Началась икота. Я понял, обернулся. Крем и все прочее, что было до него, снова в тарелке Лулу; пожалуй, не все, так как остальное в других местах. Запах рвоты тянется от этой мерзкой смеси. Мариэтт крепко обнимает жертву и начинает разносить палача:
— Не видишь, что ли, он болен? Идиот! Что у тебя только в голове, и что это тебе вздумалось!..
— Черт побери, — говорит дядя Тио, — ему вздумалось покормить сына.

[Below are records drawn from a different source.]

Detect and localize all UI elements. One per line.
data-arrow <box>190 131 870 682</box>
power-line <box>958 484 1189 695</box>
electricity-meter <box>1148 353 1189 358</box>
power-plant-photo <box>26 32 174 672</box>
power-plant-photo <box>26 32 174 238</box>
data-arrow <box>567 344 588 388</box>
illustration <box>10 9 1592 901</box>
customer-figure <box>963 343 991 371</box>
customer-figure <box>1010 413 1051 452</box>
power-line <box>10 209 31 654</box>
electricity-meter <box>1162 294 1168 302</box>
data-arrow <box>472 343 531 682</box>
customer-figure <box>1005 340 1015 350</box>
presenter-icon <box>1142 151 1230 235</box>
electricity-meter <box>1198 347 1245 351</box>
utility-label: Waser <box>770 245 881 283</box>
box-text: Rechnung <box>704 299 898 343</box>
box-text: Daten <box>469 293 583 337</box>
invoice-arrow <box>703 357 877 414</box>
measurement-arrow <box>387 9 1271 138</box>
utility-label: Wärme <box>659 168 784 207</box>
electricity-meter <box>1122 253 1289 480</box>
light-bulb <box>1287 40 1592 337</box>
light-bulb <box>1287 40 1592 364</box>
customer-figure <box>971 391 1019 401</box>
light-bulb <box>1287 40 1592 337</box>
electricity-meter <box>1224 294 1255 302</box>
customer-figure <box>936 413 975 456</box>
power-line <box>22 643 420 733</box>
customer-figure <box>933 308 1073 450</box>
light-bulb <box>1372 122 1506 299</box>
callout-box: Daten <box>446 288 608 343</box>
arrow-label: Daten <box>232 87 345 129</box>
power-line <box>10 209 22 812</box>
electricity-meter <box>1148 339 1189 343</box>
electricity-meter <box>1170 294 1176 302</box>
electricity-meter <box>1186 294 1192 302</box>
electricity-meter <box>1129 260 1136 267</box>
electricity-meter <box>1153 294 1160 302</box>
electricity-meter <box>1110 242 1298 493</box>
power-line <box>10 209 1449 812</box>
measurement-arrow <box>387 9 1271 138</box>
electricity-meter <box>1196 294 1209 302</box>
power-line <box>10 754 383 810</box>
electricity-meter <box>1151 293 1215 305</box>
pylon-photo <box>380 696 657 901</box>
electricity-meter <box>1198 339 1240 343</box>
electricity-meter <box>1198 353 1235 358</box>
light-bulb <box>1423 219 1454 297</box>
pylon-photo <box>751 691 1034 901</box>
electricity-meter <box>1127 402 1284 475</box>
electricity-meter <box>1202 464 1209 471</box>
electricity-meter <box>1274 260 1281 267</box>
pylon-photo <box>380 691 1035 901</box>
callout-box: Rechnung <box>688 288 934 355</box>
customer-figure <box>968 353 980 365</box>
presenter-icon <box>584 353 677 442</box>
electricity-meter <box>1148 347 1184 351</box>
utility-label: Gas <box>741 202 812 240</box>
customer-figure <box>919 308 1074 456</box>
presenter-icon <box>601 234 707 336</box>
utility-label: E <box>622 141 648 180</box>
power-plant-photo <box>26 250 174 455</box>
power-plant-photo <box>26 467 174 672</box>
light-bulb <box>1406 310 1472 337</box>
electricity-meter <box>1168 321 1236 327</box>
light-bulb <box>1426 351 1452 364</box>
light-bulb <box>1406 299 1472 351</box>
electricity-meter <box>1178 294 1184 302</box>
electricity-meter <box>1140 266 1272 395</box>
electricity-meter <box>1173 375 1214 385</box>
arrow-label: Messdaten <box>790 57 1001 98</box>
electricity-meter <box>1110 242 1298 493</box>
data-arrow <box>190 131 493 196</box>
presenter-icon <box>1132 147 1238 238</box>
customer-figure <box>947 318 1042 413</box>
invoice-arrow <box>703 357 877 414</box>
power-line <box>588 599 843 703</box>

Мама молчит. Она твердо решила не вмешиваться, не соваться в эти дела и не спорить с невесткой. Впрочем, Мариэтт ни на кого не обращает внимания.
— Где у тебя бобо, мой маленький? В животике, да? Тут, наверху, или вот тут, внизу?
Она ощупывает его. Она уже твердит об аппендиците, о докторе. Лулу не знает, что у него болит, но ему удалось завоевать маму. Он вопит, рыдает, изображает почти агонию во вновь обретенных материнских объятиях. Мариэтт наконец тащит его в кухню. Вопли и всхлипывания постепенно глохнут в бульканье и шуме воды и окончательно затихают под пушистым полотенцем. Зато другие сироты убежавшей Мариэтт, трое оставшихся цыплят, сразу чувствуют себя покинутыми, мордочки у них вытягиваются, и они рысцой бегут в кухню догнать маму. Моя мама отодвигает стул и говорит:
— Пустяки! Ты со мной это выкидывал раз двадцать, когда я тебе давала шпинат.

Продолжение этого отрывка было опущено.